Coyhaique-. Según el Foro Económico Mundial, más de 50 millones de personas en América Latina no tienen acceso a agua y cerca de 200 millones reciben un servicio discontinuo por lo que no tienen garantizado su derecho humano al recurso vital.

Un escenario paradójico si se considera que la región posee una tercera parte del 2,5% total de agua dulce del planeta, pero que no está repartida de manera equitativa siendo las comunidades geográficamente más aisladas, las desfavorecidas. Es el caso de las 2.500 personas que habitan en la Islas Huichas, en la desmembrada costa de la Región de Aysén, y a donde solo se puede llegar navegando durante cuatro horas desde Puerto Chacabuco o por vía aérea.

Este lugar vive en carne propia la contradicción; si bien la Región de Aysén contiene las reservas de agua dulce más grandes de Chile, gracias a sus ríos, lagunas, glaciares, canales y campos de hielo, los habitantes de Islas Huichas viven bajo una permanente escasez hídrica permanente que se acentúa en época estival y que impide su desarrollo.

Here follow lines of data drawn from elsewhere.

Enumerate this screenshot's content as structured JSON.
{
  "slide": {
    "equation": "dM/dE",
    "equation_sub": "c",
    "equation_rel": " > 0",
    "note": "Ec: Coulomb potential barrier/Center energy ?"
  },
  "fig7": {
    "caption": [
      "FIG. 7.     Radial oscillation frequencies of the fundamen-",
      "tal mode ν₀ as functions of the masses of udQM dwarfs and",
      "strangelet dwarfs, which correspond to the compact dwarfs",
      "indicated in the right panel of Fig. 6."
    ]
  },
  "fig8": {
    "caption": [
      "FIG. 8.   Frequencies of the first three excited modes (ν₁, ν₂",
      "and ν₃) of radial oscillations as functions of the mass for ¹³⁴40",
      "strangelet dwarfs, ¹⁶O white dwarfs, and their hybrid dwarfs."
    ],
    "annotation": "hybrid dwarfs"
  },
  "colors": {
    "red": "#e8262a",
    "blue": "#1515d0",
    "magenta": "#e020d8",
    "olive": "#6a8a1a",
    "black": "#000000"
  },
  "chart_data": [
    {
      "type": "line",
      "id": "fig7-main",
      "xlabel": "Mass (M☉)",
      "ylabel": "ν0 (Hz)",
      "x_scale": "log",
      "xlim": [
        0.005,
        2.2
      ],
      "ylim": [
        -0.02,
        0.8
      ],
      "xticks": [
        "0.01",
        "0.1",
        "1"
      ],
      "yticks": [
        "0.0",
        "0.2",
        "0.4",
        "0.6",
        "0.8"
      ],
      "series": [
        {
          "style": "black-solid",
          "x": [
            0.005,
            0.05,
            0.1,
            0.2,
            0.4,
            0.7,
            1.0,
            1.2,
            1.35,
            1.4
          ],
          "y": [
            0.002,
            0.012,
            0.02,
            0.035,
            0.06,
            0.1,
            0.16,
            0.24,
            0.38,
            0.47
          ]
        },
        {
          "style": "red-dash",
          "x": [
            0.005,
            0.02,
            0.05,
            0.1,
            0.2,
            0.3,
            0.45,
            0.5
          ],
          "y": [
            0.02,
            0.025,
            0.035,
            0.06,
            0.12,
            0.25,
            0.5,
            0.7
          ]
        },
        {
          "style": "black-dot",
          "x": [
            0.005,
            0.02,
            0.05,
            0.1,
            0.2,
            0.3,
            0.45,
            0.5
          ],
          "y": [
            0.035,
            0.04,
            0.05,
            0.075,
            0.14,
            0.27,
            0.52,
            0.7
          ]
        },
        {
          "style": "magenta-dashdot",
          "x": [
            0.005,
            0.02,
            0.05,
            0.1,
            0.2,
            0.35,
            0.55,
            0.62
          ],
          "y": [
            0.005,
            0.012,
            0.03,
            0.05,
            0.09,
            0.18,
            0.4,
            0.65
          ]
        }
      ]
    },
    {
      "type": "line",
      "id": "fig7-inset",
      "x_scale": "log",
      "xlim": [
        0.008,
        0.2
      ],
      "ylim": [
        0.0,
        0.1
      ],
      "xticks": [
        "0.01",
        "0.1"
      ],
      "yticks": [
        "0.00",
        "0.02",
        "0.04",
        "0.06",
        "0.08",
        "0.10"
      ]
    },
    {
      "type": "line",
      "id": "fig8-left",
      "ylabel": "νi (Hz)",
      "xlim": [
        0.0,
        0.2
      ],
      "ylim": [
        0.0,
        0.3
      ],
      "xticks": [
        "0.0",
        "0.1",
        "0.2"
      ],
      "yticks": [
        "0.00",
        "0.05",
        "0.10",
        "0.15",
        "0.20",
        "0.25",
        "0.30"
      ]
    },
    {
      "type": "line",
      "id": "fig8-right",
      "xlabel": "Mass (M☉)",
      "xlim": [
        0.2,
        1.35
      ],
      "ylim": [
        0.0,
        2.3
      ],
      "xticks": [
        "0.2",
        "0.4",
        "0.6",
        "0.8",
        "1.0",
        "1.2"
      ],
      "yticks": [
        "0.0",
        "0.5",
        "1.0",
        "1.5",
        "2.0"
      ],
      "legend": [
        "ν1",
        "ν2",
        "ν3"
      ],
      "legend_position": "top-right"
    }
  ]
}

La isla -de naturaleza rocosa y carente de pozos-, no cuenta con agua potable y se abastece a través de tranques al aire libre que recogen las lluvias que, en los últimos arios, han mermado considerablemente debido al cambio climático. Por un tiempo, la solución fueron dos plantas desaladoras que en la actualidad están en desuso por su alto costo de mantenimiento que la comunidad no puede financiar. Hoy, la Municipalidad de Aysén financia el traslado de agua en barcos aljibe para distribuir entre las familias.

Solución innovadora y sustentable

Ante esta realidad, la empresa francesa Vía Marina ha presentado un proyecto basado en el transporte de agua dulce a través de un tubo flexible submarino que reposa sobre el lecho marino a lo largo de la ruta ideada a 180 metros de profundidad, proveniente de la desembocadura al mar del lago Francisco Encina, ubicado en la cercana Isla Melchor. La ruta del tubo tendría un largo de 17 o 23 kilómetros y entregaría 100 litros de agua por segundo, según un estudio de factibilidad preliminar (el consumo actual en la isla es de 60 litros por segundo).

"Nuestro proyecto quiere dar una solución al mal abastecimiento de agua de la isla Las Huichas con un sistema innovador, poco costoso, de sencillo mantenimiento, ecológicamente sustentable y de largo plazo", explica el Socio Fundador de Vía Marina, Félix Bogliolo.

El costo de la propuesta va desde los 12 a 14 millones de dólares según la variante de ruta y de caudal que se elija, y su construcción se haría en tres años, a partir de la obtención de todos los permisos exigidos por la autoridad.

Conversación permanente con la comunidad


En 2017, el alcalde de Aysén, Oscar Catalán, solicitó a Vía Marina realizar un viaje de estudio junto a los equipos técnicos de la Municipalidad, para evaluar la opción de instalar la carretera submarina, iniciativa que originó un informe de factibilidad financiado por la compañía francesa y que fue entregado a la Municipalidad, siendo también expuesto a diferentes autoridades del gobierno regional y parlamentarios de la zona.
La carretera hídrica submarina implica la realización de un Estudio de Impacto Ambiental y un diálogo permanente con la comunidad.

"Obviamente se profundizará la comunicación con todas las partes interesadas, más allá de lo que ya hemos hecho. Hasta el momento hemos tenido una respuesta muy alentadora en favor del proyecto, el cual es visto por la población como la única solución capaz de resolver el problema de escasez hídrica de manera adecuada", explica Bogliolo.

Islas Huichas tiene un ancho máximo de 2,7 km y un largo de 2,9 km; sus habitantes viven de la pesca artesanal, la acuicultura y secundariamente del turismo. Sus necesidades van en aumento progresivo debido al rápido incremento de la población que, al mismo tiempo, ve limitada sus posibilidades de desarrollo integral por la inequidad de acceso al agua que sufren día a día.